Abstract

Soils harbour an extraordinary diversity of animals which are functionally connected by their feeding interactions. Determining these feeding links, however, is difficult due to the opaque habitat the animals live in and because many prey remains found in predator gut contents cannot be identified morphologically. DNA-based gut content analysis overcomes these hurdles. This approach opens new possibilities to empirically examine below-ground feeding links by measuring prey DNA detection frequencies in various predators. Comparing prey DNA detection rates between different predator taxa, however, is not straightforward as digestion rates and thus post-feeding prey DNA detection intervals can be affected by predator identity. In the present study we examined the effect of predator identity for a range of soil-dwelling adult and larval beetles as well as lithobiid and geophilid centipedes. These predators were fed with white grubs (scarabaeid beetle larvae) and their post-feeding prey DNA detection intervals were established for small, medium and large prey DNA fragments. In geophilids the 50% detection probability for the medium prey DNA fragment was 98 h post-feeding whereas it ranged between 22 and 34 h in beetles. Among the different beetle species, the magnitude of the differences in detection intervals was strongly affected by the size of the prey DNA fragment targeted: the intervals showed the highest similarity in the medium-sized prey DNA fragment which was most frequently detected.
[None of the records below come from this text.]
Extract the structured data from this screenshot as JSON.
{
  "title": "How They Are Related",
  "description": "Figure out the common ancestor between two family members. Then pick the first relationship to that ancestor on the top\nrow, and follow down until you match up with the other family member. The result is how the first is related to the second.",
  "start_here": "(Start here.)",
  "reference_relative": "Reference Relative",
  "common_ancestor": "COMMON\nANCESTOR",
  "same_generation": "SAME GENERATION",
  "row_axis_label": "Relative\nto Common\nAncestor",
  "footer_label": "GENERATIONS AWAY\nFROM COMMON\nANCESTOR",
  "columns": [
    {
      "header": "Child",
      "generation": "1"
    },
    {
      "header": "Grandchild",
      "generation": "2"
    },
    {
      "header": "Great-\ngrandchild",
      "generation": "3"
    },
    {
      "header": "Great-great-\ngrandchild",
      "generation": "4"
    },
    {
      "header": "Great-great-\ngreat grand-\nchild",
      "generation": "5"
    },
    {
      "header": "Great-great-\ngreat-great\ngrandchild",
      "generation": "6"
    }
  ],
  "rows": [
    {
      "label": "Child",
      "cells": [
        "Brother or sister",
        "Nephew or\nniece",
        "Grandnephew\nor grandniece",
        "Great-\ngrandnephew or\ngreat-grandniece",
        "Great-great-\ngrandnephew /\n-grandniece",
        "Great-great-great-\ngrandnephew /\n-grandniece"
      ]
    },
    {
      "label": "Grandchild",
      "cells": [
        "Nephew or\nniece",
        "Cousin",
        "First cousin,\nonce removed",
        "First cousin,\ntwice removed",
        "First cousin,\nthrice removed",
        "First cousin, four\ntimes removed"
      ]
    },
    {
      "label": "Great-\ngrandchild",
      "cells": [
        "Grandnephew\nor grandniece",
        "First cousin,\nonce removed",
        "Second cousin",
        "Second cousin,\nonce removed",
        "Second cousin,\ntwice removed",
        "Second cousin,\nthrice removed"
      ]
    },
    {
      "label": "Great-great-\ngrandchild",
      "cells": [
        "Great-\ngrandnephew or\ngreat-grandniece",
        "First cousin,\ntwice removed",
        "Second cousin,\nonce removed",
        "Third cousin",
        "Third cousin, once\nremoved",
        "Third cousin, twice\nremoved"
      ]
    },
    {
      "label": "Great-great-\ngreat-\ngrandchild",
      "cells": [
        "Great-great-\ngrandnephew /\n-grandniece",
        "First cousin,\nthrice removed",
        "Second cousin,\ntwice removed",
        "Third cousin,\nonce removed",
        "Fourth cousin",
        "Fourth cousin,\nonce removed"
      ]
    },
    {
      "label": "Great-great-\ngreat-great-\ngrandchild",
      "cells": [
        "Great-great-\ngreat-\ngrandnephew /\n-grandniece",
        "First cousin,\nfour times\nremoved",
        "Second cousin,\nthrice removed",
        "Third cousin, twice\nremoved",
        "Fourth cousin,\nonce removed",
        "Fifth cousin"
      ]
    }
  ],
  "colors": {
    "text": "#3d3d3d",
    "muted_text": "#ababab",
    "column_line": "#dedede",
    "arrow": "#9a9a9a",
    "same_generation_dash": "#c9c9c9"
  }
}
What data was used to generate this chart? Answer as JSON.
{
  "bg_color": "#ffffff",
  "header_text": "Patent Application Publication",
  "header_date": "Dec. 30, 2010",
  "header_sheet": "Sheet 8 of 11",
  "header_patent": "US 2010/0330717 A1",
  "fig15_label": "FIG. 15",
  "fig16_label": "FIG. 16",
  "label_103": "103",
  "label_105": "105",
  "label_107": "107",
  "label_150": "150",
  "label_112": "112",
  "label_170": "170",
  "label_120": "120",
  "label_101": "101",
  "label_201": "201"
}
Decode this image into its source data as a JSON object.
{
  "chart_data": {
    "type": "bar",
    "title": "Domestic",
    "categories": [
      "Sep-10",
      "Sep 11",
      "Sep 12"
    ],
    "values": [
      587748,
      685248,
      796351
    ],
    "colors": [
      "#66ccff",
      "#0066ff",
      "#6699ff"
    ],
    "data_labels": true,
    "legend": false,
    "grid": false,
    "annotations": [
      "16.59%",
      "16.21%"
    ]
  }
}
Predator biomass and meal size rarely affected post-feeding prey DNA detection intervals. Our findings suggest that prey DNA detection success is similar within taxonomically related species of soil-dwelling macro-invertebrates such as beetles and centipedes. Between these groups prey detection can be adjusted according to taxon-specific digestion rates for better comparisons. Moreover, the magnitude of the predator identity effect is modulated by assay sensitivity: highly sensitive assays which target small- to medium-sized prey DNA fragments are recommended as these minimize the interspecific differences in post-feeding prey DNA detection intervals.